Ma il vinto non era Garibaldi, che dal golfo di Spezia invitava gli italiani a rivolgere il pensiero a Roma e non a lui, bensì il papa: Mentana aveva chiazzato di sangue il volto, le mani e il pastorale del faceto Pio IX, e cielo e terra abborrivano dal consumato assassinio.

Al mondo ripugnava il rinnovato abbraccio di Clemente VII e Carlo V, e non parve nè eroico nè prodigioso che quasi dodicimila tra cesarei e papalini, con cavalleria, treni d'artiglieria e fucili a dodici colpi il minuto si lasciassero sconfiggere da quattromila scamiciati senza armi, e solo dopo ripetute prove li debellassero, senza avere il fegato di inseguirli e di entrare in Mentana, centro della battaglia. Se il generale Orsini, succeduto a Nicotera, fosse salito da Frosinone e Velletri, se Acerbi fosse sceso dalla eterna Viterbo, e se i colonnelli Paggi e Pianciani fossero calati giù al tuono del cannone da Palombara e Tivoli, serrando alle spalle e ai fianchi i protettori del Vaticano, il generale Failly avrebbe egli potuto decantare le meraviglie dei chassepots?

Allora i sicari in cocolla e tonsura non sarebbero usciti dalle tenebre nè comparsi come corvi sui cadaveri dopo la battaglia per sfogarvi le loro atrocità.

Un frate, giunto al campo dopo la mischia con una gran croce in mano, gustava il feroce delitto di percuotere con quel sacro istrumento di redenzione il corpo dei feriti, che fra gli strazi giacevano al suolo. La selvaggia opera di quel ribaldo non ebbe fine se non quando alcuni soldati francesi, scorgendo lo scempio orribile che il forsennato compieva, si scagliarono contro quella belva e la cacciarono pieni di umano sdegno e di scandalo.
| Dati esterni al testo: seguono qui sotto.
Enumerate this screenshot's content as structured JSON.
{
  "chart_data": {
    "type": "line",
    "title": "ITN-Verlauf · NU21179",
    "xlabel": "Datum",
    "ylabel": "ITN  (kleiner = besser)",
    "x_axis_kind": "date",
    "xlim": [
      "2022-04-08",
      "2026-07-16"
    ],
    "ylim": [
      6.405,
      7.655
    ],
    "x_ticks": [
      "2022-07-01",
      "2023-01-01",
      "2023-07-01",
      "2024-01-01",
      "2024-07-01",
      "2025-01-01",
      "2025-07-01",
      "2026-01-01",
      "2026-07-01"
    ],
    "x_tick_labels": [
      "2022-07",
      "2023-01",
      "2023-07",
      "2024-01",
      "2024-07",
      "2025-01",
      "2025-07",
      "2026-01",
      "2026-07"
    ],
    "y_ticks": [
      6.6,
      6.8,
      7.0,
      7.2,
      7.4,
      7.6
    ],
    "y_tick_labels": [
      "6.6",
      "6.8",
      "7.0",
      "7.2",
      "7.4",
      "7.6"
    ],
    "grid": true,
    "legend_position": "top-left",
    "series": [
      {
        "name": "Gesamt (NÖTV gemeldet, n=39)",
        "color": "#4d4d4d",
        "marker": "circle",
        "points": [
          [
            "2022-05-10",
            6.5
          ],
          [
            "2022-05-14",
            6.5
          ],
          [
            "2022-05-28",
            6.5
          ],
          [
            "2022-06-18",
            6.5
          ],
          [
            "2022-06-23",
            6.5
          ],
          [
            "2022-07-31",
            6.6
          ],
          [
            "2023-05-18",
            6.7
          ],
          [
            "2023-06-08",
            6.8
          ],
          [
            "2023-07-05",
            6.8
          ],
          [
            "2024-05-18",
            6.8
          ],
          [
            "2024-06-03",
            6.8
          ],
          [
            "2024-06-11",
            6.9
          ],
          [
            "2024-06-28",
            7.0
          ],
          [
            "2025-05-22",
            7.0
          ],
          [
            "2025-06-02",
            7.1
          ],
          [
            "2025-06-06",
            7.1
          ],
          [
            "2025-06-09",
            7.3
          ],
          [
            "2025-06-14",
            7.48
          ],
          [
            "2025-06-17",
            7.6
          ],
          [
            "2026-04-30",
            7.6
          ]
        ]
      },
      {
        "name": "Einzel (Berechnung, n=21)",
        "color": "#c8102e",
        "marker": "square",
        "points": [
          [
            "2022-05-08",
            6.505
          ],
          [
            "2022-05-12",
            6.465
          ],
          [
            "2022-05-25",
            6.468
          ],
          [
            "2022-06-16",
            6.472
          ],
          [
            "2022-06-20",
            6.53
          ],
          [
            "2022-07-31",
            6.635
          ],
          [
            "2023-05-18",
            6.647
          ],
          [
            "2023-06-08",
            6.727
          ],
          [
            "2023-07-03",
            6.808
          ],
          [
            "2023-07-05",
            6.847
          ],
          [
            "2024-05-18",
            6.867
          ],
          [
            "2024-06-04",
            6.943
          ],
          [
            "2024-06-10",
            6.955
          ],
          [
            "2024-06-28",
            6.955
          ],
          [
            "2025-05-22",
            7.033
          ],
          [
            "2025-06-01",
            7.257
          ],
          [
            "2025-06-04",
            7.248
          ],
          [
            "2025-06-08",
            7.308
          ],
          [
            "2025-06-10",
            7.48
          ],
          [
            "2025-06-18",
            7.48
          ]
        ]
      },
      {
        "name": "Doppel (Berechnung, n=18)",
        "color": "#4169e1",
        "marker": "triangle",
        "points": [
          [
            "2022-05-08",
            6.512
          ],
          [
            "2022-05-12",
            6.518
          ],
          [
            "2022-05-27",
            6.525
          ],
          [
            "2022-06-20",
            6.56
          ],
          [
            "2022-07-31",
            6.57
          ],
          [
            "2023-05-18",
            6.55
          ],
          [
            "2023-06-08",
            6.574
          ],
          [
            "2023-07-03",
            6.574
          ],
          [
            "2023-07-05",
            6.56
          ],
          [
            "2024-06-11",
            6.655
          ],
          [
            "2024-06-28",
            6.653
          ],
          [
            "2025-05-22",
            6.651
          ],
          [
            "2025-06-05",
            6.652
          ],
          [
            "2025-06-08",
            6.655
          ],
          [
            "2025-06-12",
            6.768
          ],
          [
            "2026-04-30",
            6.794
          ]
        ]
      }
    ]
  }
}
I papalini arrivati dopo il combattimento infilzavano colla baionetta i cadaveri de' nostri e poi entravano in Roma insanguinati, gloriandosi di aver scannati dei garibaldini.
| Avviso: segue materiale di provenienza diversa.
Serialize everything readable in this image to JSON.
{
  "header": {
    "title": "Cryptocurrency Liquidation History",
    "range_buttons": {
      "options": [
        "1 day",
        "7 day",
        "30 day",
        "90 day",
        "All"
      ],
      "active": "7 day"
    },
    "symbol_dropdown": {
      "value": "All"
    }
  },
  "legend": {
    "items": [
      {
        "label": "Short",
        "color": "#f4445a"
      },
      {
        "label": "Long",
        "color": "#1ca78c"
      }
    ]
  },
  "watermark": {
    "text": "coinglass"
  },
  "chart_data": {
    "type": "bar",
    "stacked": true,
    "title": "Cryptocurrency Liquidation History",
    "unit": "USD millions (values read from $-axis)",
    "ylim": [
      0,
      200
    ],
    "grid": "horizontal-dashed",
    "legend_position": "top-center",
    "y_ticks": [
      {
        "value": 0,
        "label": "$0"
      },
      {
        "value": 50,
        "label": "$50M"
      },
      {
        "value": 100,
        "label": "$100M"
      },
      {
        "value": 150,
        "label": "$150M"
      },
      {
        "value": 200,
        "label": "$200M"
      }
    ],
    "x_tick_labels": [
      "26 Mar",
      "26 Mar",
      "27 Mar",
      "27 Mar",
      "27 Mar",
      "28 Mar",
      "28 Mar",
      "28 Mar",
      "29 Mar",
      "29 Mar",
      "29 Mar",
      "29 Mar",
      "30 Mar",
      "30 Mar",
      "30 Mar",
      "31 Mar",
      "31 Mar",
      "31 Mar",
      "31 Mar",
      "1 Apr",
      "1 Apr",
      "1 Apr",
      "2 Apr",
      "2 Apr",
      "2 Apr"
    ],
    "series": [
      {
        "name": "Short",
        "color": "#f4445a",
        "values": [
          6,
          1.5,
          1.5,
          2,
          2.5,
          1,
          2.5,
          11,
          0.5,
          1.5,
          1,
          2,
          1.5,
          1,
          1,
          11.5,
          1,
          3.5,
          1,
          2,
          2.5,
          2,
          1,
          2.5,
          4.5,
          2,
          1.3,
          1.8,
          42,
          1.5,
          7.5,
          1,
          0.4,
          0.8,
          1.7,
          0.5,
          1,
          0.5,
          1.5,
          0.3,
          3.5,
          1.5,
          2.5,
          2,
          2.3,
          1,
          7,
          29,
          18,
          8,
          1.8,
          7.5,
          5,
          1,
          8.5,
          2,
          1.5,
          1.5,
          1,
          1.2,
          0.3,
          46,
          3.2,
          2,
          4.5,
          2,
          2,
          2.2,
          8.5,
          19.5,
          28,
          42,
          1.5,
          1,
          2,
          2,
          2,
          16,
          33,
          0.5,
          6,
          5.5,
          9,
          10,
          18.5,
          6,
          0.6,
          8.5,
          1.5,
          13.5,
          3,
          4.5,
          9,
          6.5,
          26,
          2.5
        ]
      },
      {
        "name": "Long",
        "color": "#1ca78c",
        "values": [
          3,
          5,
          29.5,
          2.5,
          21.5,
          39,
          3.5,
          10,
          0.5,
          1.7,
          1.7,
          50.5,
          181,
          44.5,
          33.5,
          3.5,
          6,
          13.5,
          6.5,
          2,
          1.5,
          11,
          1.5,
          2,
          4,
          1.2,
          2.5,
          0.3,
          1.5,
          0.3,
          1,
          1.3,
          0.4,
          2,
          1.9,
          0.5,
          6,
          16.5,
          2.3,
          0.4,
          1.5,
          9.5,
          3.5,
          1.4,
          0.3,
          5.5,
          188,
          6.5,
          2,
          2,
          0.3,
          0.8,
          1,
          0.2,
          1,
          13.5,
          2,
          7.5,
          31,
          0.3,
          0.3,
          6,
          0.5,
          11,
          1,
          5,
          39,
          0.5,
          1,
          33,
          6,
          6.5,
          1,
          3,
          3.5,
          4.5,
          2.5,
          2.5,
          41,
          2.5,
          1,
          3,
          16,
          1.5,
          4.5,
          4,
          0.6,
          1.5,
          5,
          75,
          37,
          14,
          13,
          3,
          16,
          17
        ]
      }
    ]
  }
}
In una palazzina rossa di Mentana, dove erano ricoverati molti nostri feriti, entrarono dalla parte del monte gli zuavi del papa e loro ingiunsero di raccomandarsi a Dio perchè per essi la era finita. Poi colle baionette massacrarono quanti c'erano, meno pochi che sfuggirono all'eccidio saltando dalla finestra sulla strada.